Еще одна ослепительная вспышка молнии ярко осветила пространство вокруг моего самолета. Я увидел темные облака над собой и черный гребень горного хребта, через который мне предстояло лететь. Потом снова тьма, и потоки дождя, и только приветливый свет маяка подо мной.
Целый час я блуждал, пробираясь от маяка к маяку. Молния сверкала теперь позади меня, все дальше и дальше. От одного маяка уже можно было разглядеть следующий. Над головой появились звезды, очень тусклые. Я летел в негустом тумане.
Пролетая над аэродромом Хэдли, штат Нью-Джерси, я видел, как весело поблескивали огни, отмечавшие его границы. Я полетел дальше, к аэродрому Рузвельта. Теперь я был почти что дома.
Я заметил, что огни городов подо мной тускнеют. Я взглянул вверх. Звезд не было. Я опять посмотрел вниз. Огни исчезли! Я шел слепым полетом в густом тумане. Пришлось ориентироваться по приборам. Я поднялся выше. На высоте трех тысяч футов я увидел звезды. Туман остался внизу.

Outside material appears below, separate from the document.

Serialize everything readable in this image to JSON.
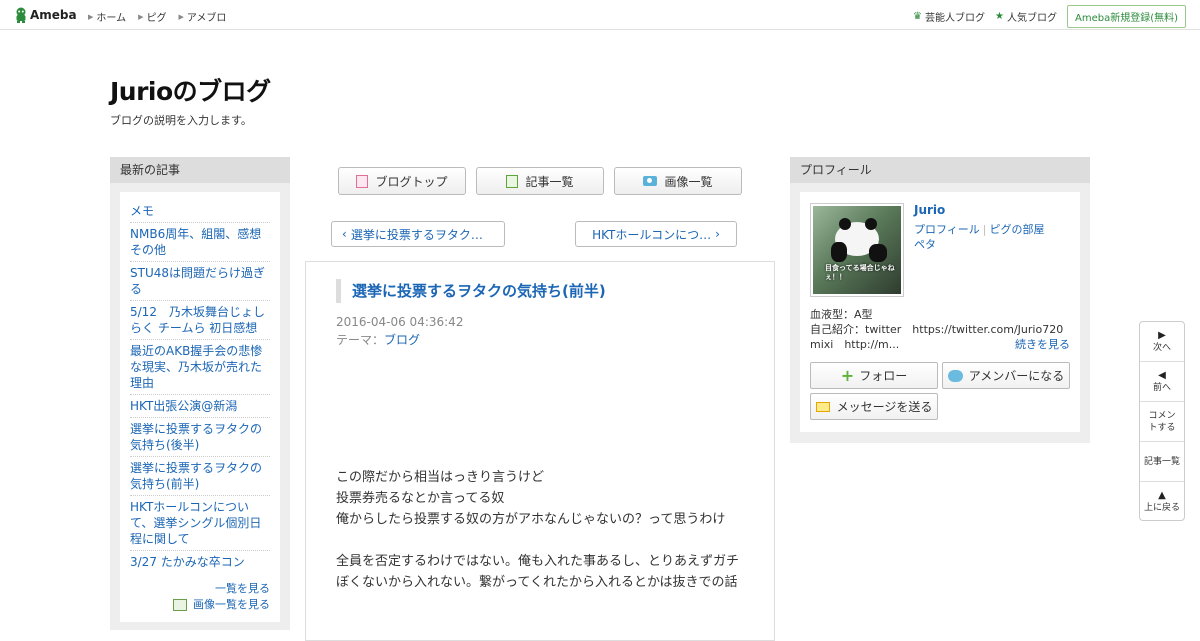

Я повернул назад, к аэродрому Хэдли. Огни его были скрыты туманом. Я увидел другие огни и решил, что это Нью-Брансвик. Я стал делать над ними круги. Я знал, что отсюда до Хэдли всего несколько миль. Огни Нью-Брансвика стали меркнуть. «О чорт!» — сказал я вслух. Через прорыв в тумане я увидел, как вращающийся луч авиамаяка сделал в темноте примерно четверть оборота и снова пропал. Это маяк Хэдли! Я теперь произносил все свои мысли вслух. Я полетел туда, где, по моим расчетам, приходился центр луча, и стал делать круги. Сверху казалось, что в одном месте туман как будто светился. Я решил, что в Хэдли услышали шум моего самолета и зажгли прожекторы.
Я сбавил газ, начал планирующий спуск спиралью и погрузился в туман, ориентируясь по приборам. Мутный белый туман светился все сильнее. Начали появляться отдельные яркие точки, очень еще неясные. Я решил, что это фонари по краям аэродрома. Альтиметр стоял очень низко. Я пробил туман на высоте около двухсот футов. Подо мной был аэродром Хэдли. Я зашел в темноту, за черту аэродрома, сделал круг и сел.
— Какого чорта вас носит в такую погоду? — спросил меня метеоролог аэродрома.
— Да вот, имел глупость принять всерьез предсказания метеоролога в Бэлфонте, — ответил я.
Лучше знать меньше…
Несколько лет назад, когда я был в Кливленде на воздушных гонках, четыре так называемых летчицы пригласили меня лететь на их машине «Белланка» на аэродром Скай Харбор, близ Чикаго. Я согласился. Мы пустились в путь, как только кончились гонки, горючего у нас было в обрез. Пришлось лететь против ветра, но я все же считал, что нам ничто не грозит. Я не знал, где находится аэродром Скай Харбор, но одна из сидевших в самолете девушек проходила там курс обучения, а три другие уверяли, что всю жизнь прожили в Чикаго и знают этот аэродром, как свою родную мать.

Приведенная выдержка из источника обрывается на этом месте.